Het EHRM bekritiseerde ook de massale en ongedifferentieerde opslag van communicatiegegevens die door de Russische wetgeving werd vereist. Deze wetgeving verplichtte ICO’s om alle internetcommunicatiegegevens op te slaan, zonder onderscheid naar personen, tijdsperioden of geografische gebieden. Het Hof oordeelde dat dergelijke ongerichte en allesomvattende gegevensverzameling verder gaat dan wat noodzakelijk is voor legitieme doeleinden zoals nationale veiligheid of criminaliteitsbestrijding. De ongedifferentieerde aard van deze verzameling schendt volgens het Hof het noodzakelijkheids- en proportionaliteitsbeginsel, dat centraal staat in de bescherming van het recht op privacy onder het EVRM.[4]

De impact van deze brede benadering wordt nog verergerd door de risico’s die inherent zijn aan massale gegevensverzameling. Het opslaan van gegevens van alle gebruikers, ongeacht hun betrokkenheid bij verdachte activiteiten, verhoogt de kans op datalekken, ongeoorloofde toegang, en misbruik van informatie, wat ernstige gevolgen kan hebben voor de privacy en veiligheid van individuen. Dit werd door het EHRM beschouwd als een significant risico dat onvoldoende werd geadresseerd door de Russische wetgeving, vooral gezien het eerdergenoemde ontbreken van effectieve mechanismen voor toezicht en verantwoording.[5]
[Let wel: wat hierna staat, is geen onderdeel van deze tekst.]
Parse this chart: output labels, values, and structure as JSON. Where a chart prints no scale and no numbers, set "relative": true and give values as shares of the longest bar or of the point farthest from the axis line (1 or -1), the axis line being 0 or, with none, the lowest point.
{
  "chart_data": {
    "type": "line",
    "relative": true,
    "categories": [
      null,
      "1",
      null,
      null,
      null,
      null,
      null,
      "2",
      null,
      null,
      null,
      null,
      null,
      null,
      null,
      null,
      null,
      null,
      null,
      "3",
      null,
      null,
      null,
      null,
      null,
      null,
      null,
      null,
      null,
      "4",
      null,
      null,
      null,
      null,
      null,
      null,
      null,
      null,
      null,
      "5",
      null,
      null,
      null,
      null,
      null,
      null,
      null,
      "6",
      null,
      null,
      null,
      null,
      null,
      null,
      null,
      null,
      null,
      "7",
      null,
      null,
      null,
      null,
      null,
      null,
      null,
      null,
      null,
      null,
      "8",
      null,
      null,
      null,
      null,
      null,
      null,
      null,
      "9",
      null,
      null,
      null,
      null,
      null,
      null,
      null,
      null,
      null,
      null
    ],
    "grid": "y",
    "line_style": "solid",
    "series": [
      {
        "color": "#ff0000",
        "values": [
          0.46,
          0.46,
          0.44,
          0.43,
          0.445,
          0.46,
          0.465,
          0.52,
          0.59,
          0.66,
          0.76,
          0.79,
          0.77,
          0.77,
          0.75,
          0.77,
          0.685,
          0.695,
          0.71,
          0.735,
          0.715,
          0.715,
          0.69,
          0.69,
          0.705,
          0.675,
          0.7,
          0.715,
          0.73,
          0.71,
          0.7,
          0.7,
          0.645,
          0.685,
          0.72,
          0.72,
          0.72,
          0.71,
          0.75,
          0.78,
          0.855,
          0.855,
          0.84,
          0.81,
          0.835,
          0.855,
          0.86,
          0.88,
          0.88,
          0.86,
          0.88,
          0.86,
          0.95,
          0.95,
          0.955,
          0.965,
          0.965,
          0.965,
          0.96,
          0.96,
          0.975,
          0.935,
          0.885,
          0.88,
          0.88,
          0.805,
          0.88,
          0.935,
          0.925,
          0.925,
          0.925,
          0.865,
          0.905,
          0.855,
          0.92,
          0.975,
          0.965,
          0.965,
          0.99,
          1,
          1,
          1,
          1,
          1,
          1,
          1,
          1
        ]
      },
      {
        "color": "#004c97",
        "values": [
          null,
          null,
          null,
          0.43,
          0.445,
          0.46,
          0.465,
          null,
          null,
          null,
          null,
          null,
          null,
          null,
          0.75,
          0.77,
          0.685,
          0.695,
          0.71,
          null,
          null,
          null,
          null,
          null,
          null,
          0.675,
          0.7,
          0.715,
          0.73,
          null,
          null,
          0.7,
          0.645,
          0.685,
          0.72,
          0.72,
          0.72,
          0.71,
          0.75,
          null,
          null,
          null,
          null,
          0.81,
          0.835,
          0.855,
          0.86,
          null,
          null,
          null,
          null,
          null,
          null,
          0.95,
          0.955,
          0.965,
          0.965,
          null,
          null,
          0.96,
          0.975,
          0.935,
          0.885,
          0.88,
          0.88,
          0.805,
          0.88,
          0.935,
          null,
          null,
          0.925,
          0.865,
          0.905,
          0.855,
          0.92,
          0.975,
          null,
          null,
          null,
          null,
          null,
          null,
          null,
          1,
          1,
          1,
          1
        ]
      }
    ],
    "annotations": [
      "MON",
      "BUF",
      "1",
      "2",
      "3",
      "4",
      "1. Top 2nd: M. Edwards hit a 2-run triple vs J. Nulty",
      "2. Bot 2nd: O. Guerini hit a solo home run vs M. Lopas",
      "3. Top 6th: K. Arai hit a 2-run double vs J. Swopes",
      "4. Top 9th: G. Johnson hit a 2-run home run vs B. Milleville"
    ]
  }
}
  • Transparantie, verantwoording en rechtsmiddelen

Een bijkomend probleem dat door het EHRM werd geïdentificeerd, is het gebrek aan transparantie en verantwoording in de Russische wetgeving. De wetgeving voorziet niet in de noodzakelijke publieke toezichtmechanismen die essentieel zijn om misbruik te voorkomen en om het vertrouwen van het publiek te behouden. Het EHRM benadrukte dat zonder verplichte rapportagevereisten over het gebruik en de reikwijdte van surveillancepraktijken, het moeilijk is om de proportionaliteit en effectiviteit van dergelijke maatregelen te beoordelen. Dit gebrek aan transparantie werd beschouwd als een ernstige tekortkoming in de bescherming van fundamentele rechten, en het EHRM waarschuwde dat dit soort systemische problemen de rechtsstatelijkheid ondermijnt.[6]
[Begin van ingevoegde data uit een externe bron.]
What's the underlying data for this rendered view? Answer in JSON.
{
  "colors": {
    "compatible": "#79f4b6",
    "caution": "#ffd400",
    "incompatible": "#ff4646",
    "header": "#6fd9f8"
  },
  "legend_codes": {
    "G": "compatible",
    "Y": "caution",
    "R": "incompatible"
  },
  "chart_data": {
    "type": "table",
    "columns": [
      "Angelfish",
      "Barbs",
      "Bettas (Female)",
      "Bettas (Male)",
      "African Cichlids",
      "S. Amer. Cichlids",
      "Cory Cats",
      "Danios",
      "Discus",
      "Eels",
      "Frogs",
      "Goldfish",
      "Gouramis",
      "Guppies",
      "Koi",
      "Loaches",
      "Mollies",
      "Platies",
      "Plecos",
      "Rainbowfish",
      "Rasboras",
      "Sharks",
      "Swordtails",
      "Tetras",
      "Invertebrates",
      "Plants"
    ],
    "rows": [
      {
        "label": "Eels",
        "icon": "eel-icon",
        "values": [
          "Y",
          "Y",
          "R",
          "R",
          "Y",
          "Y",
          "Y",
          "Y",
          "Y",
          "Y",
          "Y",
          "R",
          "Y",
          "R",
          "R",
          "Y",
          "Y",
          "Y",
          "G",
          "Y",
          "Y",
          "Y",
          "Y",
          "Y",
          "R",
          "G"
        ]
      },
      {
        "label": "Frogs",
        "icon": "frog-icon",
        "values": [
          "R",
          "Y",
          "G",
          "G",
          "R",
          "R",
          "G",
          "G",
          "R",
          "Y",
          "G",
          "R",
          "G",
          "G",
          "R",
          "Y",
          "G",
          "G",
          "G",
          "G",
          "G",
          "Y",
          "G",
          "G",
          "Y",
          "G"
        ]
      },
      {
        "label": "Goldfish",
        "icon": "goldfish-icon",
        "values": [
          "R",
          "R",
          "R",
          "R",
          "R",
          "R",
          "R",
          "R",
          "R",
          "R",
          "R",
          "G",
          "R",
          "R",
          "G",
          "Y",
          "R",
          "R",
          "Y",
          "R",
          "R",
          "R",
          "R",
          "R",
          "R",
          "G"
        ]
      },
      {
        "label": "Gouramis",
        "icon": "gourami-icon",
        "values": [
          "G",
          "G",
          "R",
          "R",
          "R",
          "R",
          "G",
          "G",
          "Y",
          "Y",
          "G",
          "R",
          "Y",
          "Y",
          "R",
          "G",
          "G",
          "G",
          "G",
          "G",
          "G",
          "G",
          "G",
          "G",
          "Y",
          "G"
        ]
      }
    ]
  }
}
Daarnaast bekritiseerde het EHRM de beperkte rechtsmiddelen die beschikbaar zijn voor individuen om zich te verzetten tegen deze maatregelen. Aangezien personen niet op de hoogte worden gesteld van de surveillancemaatregelen die tegen hen worden genomen, zelfs niet achteraf, is het voor hen bijna onmogelijk om rechtsmiddelen te zoeken of om schendingen van hun rechten aan te vechten. Dit gebrek aan effectieve rechtsmiddelen draagt bij aan een cultuur van ondoorzichtigheid en gebrek aan verantwoording, wat volgens het Hof een gevaarlijk precedent schept voor toekomstige surveillancepraktijken.[7]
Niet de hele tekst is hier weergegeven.